The usual therapy for allergic conjunctivitis is an oral antihistamine with a topical medication (Table 20-3). Cromolyn (Opticrom) and lodoxamide 0.1% (Alomide) are mast cell stabilizers. Topical H₁ histamine blockers are also effective for treating allergic conjunctivitis. Ophthalmic histamine blocker solutions include emedastine (Emadine) and levocabastine (Livostin). Azelastine (Optivar), epinastine (Elestat), ketotifen (Zaditor, Claritin Eye, Zyrtec Itchy Eye) and olopatadine (Patanol, Pataday) are dual-acting drugs, preventing mast cell release and exerting antihistamine activity as well. Ketorolac (Acular) is a NSAID. Regular daily use is necessary to obtain maximum positive results with all topical agents. In severe cases and in vernal conjunctivitis, a soluble steroid such as fluorometholone ophthalmic solution (0.1%) is effective. The dose should be titrated to the minimum required to control symptoms. Use should be intermittent because glucocorticoids can lead to the development of cataracts, potentiate a secondary bacterial infection or a herpes simplex keratitis, and increase intraocular pressure. Steroid eyedrops should always be used under supervision by an ophthalmologist.
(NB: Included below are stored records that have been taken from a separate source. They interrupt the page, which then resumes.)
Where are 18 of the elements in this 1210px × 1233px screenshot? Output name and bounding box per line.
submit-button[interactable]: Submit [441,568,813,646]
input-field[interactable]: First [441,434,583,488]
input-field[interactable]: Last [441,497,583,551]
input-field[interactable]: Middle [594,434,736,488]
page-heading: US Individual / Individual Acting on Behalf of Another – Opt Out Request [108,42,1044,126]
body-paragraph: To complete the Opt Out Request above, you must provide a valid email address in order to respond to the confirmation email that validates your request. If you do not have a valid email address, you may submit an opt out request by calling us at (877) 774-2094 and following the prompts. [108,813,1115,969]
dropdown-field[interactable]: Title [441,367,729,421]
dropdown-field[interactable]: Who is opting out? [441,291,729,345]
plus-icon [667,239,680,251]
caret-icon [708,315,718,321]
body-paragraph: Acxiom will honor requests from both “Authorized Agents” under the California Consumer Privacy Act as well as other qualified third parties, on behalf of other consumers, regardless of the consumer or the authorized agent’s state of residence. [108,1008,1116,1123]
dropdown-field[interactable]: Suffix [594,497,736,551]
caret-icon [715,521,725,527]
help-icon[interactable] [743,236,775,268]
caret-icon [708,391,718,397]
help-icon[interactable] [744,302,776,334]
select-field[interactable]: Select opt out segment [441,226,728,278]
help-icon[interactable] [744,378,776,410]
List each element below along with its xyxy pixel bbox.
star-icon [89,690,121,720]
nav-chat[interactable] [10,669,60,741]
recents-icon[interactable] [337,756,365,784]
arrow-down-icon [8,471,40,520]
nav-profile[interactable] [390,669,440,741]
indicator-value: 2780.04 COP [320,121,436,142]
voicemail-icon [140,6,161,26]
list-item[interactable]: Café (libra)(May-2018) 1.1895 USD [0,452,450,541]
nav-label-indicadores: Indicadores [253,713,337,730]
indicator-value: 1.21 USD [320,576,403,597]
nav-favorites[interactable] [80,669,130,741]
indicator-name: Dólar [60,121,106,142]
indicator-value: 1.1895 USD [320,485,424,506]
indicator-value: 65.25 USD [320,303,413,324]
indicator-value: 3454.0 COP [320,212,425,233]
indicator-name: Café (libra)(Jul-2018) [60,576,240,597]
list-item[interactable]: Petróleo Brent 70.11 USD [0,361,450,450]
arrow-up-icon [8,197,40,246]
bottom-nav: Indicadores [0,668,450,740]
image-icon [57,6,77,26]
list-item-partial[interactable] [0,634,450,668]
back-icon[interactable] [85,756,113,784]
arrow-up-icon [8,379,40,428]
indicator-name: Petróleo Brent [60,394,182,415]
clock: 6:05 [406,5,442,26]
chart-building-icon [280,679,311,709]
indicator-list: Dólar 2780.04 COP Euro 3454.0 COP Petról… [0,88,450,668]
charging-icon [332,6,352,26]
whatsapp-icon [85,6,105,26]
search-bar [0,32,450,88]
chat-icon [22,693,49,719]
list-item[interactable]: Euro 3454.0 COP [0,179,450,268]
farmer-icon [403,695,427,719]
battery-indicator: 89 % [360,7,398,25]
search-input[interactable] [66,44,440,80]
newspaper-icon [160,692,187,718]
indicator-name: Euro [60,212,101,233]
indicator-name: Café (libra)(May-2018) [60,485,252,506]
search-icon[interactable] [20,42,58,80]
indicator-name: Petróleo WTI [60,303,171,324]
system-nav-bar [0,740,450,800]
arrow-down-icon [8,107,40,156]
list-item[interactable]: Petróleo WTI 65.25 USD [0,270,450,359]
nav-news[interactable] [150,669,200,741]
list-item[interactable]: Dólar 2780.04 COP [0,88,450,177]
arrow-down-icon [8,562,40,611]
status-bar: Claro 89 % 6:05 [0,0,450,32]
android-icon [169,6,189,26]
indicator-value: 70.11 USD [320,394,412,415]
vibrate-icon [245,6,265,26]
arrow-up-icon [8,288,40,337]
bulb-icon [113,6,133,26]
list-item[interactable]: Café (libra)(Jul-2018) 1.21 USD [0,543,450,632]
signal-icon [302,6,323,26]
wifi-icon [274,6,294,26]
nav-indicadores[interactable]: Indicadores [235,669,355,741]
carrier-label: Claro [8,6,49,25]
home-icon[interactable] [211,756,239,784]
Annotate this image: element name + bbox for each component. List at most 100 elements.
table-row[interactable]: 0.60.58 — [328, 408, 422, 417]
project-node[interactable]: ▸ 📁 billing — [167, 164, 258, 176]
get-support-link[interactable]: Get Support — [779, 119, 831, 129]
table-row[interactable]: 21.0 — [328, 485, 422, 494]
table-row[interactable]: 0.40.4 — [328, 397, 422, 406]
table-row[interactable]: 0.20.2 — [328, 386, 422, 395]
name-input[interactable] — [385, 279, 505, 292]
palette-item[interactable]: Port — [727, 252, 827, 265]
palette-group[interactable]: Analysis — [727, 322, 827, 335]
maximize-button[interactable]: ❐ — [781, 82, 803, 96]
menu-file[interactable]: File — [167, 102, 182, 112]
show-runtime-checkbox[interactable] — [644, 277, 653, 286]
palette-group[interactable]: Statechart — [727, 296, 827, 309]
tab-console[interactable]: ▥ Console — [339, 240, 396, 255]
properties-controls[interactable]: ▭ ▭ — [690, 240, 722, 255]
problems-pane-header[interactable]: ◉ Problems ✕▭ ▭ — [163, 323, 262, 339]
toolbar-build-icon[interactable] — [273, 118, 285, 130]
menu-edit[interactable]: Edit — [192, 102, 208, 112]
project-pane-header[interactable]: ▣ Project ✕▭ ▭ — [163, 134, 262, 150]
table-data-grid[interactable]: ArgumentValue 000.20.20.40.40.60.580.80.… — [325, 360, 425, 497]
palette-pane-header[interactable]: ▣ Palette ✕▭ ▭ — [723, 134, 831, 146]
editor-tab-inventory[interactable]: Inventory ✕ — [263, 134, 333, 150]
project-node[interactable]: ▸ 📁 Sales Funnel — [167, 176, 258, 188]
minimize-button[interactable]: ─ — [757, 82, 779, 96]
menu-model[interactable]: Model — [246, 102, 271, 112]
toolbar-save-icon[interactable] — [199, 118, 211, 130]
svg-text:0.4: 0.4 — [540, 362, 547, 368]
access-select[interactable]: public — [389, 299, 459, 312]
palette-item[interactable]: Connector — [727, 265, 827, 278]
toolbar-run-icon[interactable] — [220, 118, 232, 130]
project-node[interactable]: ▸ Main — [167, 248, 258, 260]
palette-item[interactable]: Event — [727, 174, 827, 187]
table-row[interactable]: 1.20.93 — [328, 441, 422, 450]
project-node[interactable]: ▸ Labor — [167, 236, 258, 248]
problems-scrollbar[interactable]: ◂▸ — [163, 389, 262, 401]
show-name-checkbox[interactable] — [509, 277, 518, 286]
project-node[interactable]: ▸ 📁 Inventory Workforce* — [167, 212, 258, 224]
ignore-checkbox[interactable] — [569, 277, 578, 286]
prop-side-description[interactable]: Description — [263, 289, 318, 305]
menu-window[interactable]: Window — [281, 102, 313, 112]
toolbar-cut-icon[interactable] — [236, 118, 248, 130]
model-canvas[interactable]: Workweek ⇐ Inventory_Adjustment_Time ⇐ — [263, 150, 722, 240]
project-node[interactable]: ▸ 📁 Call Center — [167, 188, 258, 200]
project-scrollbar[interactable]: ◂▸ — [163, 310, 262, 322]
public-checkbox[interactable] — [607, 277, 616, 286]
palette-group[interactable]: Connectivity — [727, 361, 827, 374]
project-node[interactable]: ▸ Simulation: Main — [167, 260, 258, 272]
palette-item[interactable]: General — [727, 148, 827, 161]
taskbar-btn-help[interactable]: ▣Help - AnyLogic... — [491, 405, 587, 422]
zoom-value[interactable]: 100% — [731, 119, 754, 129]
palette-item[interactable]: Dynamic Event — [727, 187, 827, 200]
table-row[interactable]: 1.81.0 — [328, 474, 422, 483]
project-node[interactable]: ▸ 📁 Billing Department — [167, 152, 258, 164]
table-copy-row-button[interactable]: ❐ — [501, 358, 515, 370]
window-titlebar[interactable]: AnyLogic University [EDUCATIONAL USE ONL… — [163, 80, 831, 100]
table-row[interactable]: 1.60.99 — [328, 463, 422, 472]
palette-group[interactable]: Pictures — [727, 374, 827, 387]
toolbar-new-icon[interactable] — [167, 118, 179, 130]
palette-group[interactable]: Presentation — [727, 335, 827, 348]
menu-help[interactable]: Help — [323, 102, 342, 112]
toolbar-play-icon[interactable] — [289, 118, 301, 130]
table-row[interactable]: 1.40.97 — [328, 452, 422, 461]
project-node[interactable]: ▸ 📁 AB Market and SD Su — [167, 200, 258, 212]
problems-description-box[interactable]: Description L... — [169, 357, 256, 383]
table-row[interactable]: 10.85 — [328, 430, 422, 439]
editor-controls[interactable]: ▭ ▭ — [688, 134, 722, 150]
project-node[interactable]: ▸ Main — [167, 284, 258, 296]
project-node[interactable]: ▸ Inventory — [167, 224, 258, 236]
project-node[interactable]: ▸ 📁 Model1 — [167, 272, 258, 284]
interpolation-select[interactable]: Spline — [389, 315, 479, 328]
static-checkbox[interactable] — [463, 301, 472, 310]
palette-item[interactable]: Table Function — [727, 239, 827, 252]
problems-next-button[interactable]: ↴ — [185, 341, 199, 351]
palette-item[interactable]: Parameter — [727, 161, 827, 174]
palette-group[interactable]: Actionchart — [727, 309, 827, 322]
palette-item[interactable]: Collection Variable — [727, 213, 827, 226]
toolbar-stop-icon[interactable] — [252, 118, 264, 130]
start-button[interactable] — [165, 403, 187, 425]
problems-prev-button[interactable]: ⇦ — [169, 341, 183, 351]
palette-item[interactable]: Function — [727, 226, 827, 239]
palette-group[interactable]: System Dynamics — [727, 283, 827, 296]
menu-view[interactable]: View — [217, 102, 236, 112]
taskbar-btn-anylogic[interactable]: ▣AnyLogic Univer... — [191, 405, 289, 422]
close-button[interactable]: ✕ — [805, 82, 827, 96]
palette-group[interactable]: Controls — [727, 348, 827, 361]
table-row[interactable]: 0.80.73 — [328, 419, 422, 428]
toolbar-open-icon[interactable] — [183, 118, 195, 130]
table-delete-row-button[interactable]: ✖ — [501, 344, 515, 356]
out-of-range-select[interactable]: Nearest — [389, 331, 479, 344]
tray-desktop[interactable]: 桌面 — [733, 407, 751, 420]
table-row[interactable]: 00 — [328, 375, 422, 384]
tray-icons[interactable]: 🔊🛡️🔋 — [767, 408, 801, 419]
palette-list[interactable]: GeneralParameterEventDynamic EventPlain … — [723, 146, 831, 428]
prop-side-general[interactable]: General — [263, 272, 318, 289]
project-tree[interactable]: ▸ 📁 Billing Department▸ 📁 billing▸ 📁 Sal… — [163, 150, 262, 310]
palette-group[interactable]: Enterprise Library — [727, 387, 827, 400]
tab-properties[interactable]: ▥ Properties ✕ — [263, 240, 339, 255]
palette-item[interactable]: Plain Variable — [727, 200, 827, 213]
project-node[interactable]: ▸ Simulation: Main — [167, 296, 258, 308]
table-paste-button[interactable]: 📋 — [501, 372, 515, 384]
Table 20-3 Ophthalmic Solutions Useful in the Treatment of Allergic Conjunctivitis

Drug (Brand)	Formulation	Dosage
Mast Cell Stabilizers
Cromolyn (Opticrom)	4%	1-2 gtt OU every 4-6 hr daily
Lodoxamide (Alomide)	0.1%	1 gtt OU qid
H₁ Histamine Blockers
Emedastine (Emadine)	0.05%	1 gtt OU qid
Levocabastine (Livostin)	0.5 mg/mL	1 gtt OU bid
Combination Stabilizers/Blockers
Ketotifen (Zaditor)	0.025%	1 gtt OU bid 8-12 hr apart
(Zyrtec Itchy Eye)	0.025%	1 gtt OU bid 8-12 hr apart
(Claritin Eye)	0.025%	1 gtt OU bid 8-12 hr apart
Epinastine (Elestat)	0.05%	1 gtt OU bid
Olopatadine (Patanol)	0.1%	1 gtt OU bid 6-8 hr apart
(Pataday)	0.2%	1 gtt OU qd
Azelastine (Optivar)	0.05%	1 gtt OU bid
Nonsteroidal Anti-Inflammatory Drugs
Ketorolac (Acular)	0.5%	1 gtt OU qid

OU, Each eye; gtt, drops; qid, four times daily; bid, twice daily; qd, once daily.

Asthma

The definition of asthma has undergone many changes over the years, but three elements are key to the diagnosis: reversible airway obstruction, airway inflammation, and increased airway responsiveness to a variety of stimuli. Physicians must remember that not all wheezing is asthma, and not all asthma has wheezing. Asthma is a chronic inflammatory disorder of the airways in which many different cells play a role. In patients with asthma, this inflammation causes breathlessness, chest tightness, recurrent episodes of wheezing, and cough, particularly at night. These symptoms are usually associated with variable airflow limitation that is partly reversible with treatment or sometimes spontaneously. This inflammation causes an associated increase in airway responsiveness to a variety of stimuli (Busse et al., 2007). Data from the Centers for Disease Control and Prevention (CDC) have shown an increase in the prevalence of asthma in the United States from 1980 to 2001. However, there has been no increase in mortality and hospitalization rates since 1997 (cdc.gov/asthma; see also Chapter 20).

Diagnosis

Because of the lack of any specific symptom or sign to define asthma by history or physical examination, some patients are mistakenly thought to have asthma. Numerous other diseases must be considered in the differential diagnosis of asthma (Box 20-2). Although parental history of asthma is present in half of children with asthma, the positive predictive value of this history ranges from 11% to 37% (Burke et al., 2003). The diagnosis of asthma should occur in three stages. First, suggestive symptoms referable to the chest with precipitating factors should raise the possibility of asthma. Second, further testing should be performed to confirm the diagnosis. Third, the patient should have symptomatic improvement with the appropriate asthma therapy (see Classification). When all the stages have been performed and meet the criteria, the diagnosis of asthma can be made.